Baca juga: Kejagung: Kerugian Negara dari Korupsi PT Timah Capai Ratusan Triliun Rupiah
Dari luar negeri, kata Ibrahim, fokus utama tetap pada, data CPI AS yang dirilis pada hari Kamis diperkirakan menunjukkan inflasi sedikit meningkat di bulan Desember.
"Inflasi yang stagnan, ditambah dengan tanda-tanda ketahanan pasar tenaga kerja baru-baru ini, memberikan ruang bagi The Fed untuk mempertahankan suku bunga lebih tinggi dalam jangka waktu yang lebih lama," tambah Ibrahim.
Sedangkan dari dalam negeri, pasar merespon negatif dari rilis Bank Dunia, dalam Global Economic Prospects January 2024 memperkirakan ekonomi global akan melambat ke 2,4 persen pada tahun ini dibandingkan 2,6 persen pada 2023.

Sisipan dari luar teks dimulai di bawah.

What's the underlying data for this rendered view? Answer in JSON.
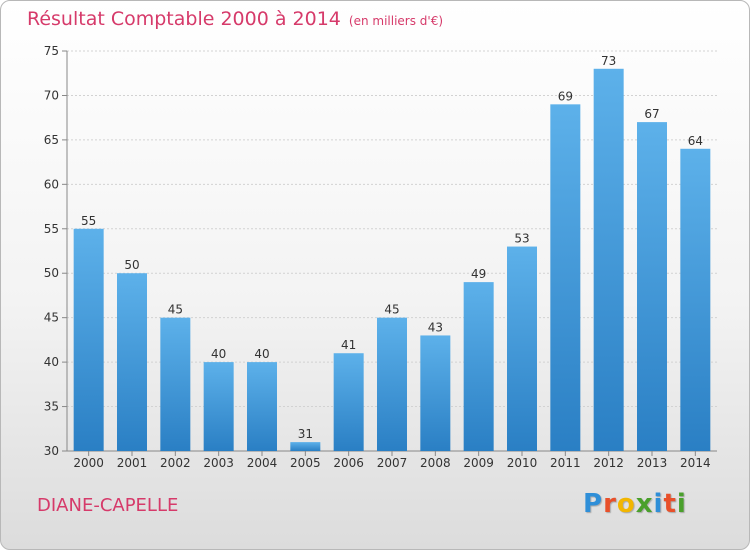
{
  "title": "Résultat Comptable 2000 à 2014",
  "subtitle": "(en milliers d'€)",
  "location": "DIANE-CAPELLE",
  "brand": {
    "text": "Proxiti",
    "letter_colors": [
      "#2f8fd8",
      "#e8502a",
      "#f2b600",
      "#4aa02c",
      "#2f8fd8",
      "#e8502a",
      "#4aa02c"
    ]
  },
  "colors": {
    "title": "#d63a6a",
    "bar_top": "#5db1ea",
    "bar_bottom": "#2a7fc4"
  },
  "chart_data": {
    "type": "bar",
    "categories": [
      "2000",
      "2001",
      "2002",
      "2003",
      "2004",
      "2005",
      "2006",
      "2007",
      "2008",
      "2009",
      "2010",
      "2011",
      "2012",
      "2013",
      "2014"
    ],
    "values": [
      55,
      50,
      45,
      40,
      40,
      31,
      41,
      45,
      43,
      49,
      53,
      69,
      73,
      67,
      64
    ],
    "ylim": [
      30,
      75
    ],
    "yticks": [
      30,
      35,
      40,
      45,
      50,
      55,
      60,
      65,
      70,
      75
    ],
    "grid": true,
    "legend": "none"
  }
}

Baca juga: Cadangan Devisa Melonjak, Rupiah Ditutup Menguat ke Level Rp 15.520
"Sedangkan, ekonomi dunia diperkirakan hanya akan tumbuh sebesar 2,7 persen pada 2025, proyeksi tersebut lebih rendah dibandingkan pada Juni lalu yakni 3,0 persen," tutur Ibrahim.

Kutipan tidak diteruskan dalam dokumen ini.